Of course, all of that changed when the French, Dutch, and English started erecting mill dams across coastal plain streams from North Carolina to New Jersey in the mid-1700s (although it's true that beaver dams existed on most or all of those streams at various times prior to colonial settlement).  These mill dams prevented shad (and herring, striped bass, and many other species) from moving upstream to the spawning grounds, which in turn, made the corralled and confused shad very easy prey to fishermen.  Humans' interest in harvesting these fish en masse has not subsided.  In several states in the Northeast, the season on American and Hickory shad remains closed due to centuries of overfishing.   However, a very particular and unusual culture still exists every April and May on those Chesapeake Bay streams - catch and release fishing for Americans and Hickories.   How weird is that culture? Check out the tackle:

You have to admit, those are some pretty weird little plugs.  They're called shad darts.  While shad can and do bite other lures (and live bait), they certainly chase these little things around. 
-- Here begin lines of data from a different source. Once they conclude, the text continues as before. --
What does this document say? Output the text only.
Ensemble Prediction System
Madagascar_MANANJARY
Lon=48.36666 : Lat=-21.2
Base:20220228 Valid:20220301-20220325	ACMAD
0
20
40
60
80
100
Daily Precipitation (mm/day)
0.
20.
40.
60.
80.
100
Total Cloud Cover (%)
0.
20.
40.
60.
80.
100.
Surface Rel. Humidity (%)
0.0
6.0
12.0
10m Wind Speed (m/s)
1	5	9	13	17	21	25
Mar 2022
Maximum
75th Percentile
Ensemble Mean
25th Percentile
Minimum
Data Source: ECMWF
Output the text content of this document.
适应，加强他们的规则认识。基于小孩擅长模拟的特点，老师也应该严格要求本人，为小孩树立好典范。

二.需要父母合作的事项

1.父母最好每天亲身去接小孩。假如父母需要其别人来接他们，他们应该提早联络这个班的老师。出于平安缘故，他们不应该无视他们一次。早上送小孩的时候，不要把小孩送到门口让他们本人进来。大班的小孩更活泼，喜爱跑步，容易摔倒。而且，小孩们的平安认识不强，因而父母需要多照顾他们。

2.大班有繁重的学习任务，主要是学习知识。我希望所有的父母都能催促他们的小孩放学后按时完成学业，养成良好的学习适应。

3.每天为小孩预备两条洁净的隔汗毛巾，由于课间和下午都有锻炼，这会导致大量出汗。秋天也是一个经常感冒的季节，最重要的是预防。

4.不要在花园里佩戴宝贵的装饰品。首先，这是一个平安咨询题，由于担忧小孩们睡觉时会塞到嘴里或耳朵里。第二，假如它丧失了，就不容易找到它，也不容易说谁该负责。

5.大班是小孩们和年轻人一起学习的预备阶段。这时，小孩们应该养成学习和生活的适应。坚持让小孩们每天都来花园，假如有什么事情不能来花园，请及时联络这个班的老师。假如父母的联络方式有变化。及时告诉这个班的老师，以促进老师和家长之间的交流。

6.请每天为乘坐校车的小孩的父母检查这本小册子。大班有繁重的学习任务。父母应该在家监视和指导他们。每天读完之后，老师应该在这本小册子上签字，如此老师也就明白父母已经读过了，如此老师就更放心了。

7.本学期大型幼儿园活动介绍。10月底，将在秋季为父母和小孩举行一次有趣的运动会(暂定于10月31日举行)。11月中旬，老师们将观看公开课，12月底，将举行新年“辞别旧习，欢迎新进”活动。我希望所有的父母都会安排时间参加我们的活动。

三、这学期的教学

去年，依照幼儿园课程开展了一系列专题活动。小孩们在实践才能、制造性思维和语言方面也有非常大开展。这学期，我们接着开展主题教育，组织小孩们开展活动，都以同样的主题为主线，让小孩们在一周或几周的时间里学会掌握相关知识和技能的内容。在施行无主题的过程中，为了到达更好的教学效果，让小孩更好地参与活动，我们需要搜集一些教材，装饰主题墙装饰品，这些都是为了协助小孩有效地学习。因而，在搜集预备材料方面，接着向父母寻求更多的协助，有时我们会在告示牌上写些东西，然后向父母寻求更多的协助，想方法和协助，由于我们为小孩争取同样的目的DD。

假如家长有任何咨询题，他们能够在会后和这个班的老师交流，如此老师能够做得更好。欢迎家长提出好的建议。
One friday morning found me on Maryland's eastern shore, and I decided to see if the shad were hanging around one of the Wye River's fish passage blockage, which is the historic Wye Mill Dam (which impounds the current Wye Mills Lake).  I had heard that shad were around, but with all of this crazy weather, it's just hard to know.

I have to admit, I have not fished the shad run in three years now, and I have forgotten what I had taught myself about these tough fish.  I started off with a few crappie lures that were getting big strikes but no hookups. I then switched to a 4" Rapala Subwalk "Ghost" with a trailing streamer and the hits came fast and furious.  The shad - big shad (a dead 18"er was on the bank) - were rising through the stained water, grabbing the lure, and heading deep.  Then they would run the bottom of the channel while still holding onto the lure.   Then, every time, I'd decide that I'd had enough, turn off the drag, and start retrieving, at which point the shad would bounce the lure.  I hooked a few dozen and never brought one to the surface - very frustrating.  Other lures didn't provoke the same strike. Smaller lures only caught me bucketfuls of panfish (and once again, I did not have a creel or cooler with me).   Frustrated, I eventually gave up and headed for the fish passage barrier where I learned how to fish for shad on Maryland's Choptank River.
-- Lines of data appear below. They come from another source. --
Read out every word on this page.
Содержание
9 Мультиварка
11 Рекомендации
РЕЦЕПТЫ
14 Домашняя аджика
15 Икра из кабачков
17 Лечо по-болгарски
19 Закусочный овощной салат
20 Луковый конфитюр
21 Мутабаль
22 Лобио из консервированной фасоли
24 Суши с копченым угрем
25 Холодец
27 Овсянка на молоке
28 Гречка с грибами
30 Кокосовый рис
At first glance, it appeared fairly promising.  There was a lot of water coming over the old mill dam, and even more through the fish passage notch that was cut by DNR contractors about five years ago.  It seemed a little brown, but more critically, another light tackle angler was already set up on the old dam and casting just downstream into the plunge pool, where the shad were waiting.  He caught a few, but it wasn't at all reminescent of some of the classic days I've had fishing there (pulling out fish after fish after fish).

But it just was not to be.  Neither the upstream fisherman's luck, nor the tales of striped bass lurking in the pools below were able to get any shad in my hands on this day.  The Choptank was ridiculously stained, once I saw it up close.  No lure could deal with the discoloration and the speed of the river (nearing flood stage).  Oh well.

When you get a few hours of unobligated time to fish, it's hard to say, "Maybe another day."   The shad run is now ending throughout the upper Chesapeake Bay and I'm pretty sure I won't get another chance to target them this year.  I'm at least pleased that I got some really big ones on the line, and I'll be prepared to try some new spots in April 2012!


Passinthru Outdoors said...

way to get out there and give them heck. I haven't been shad fishing yet this year but my pals have caught a few. We don't fish with anything but willow leafs now days.

Thanks for sharing.
Passinthru Outdoors Blog - Sharing the Passion

Kirk Mantay said...

Ha! Do you mean those gold weightless spoons I use? Are they called willow leaves? Sorry to be ignorant.

I started using those heavily for bass and panfish last year - in any conditions where there wasn't a lot of vegetation or algae in the water.

Anonymous said...

Never had an opportunity to fish for Shad, Sure enjoyed reading your post here. Sounds like it would be a lot of fun and something I would enjoy if it weren't so far from home. Thanks for sharing.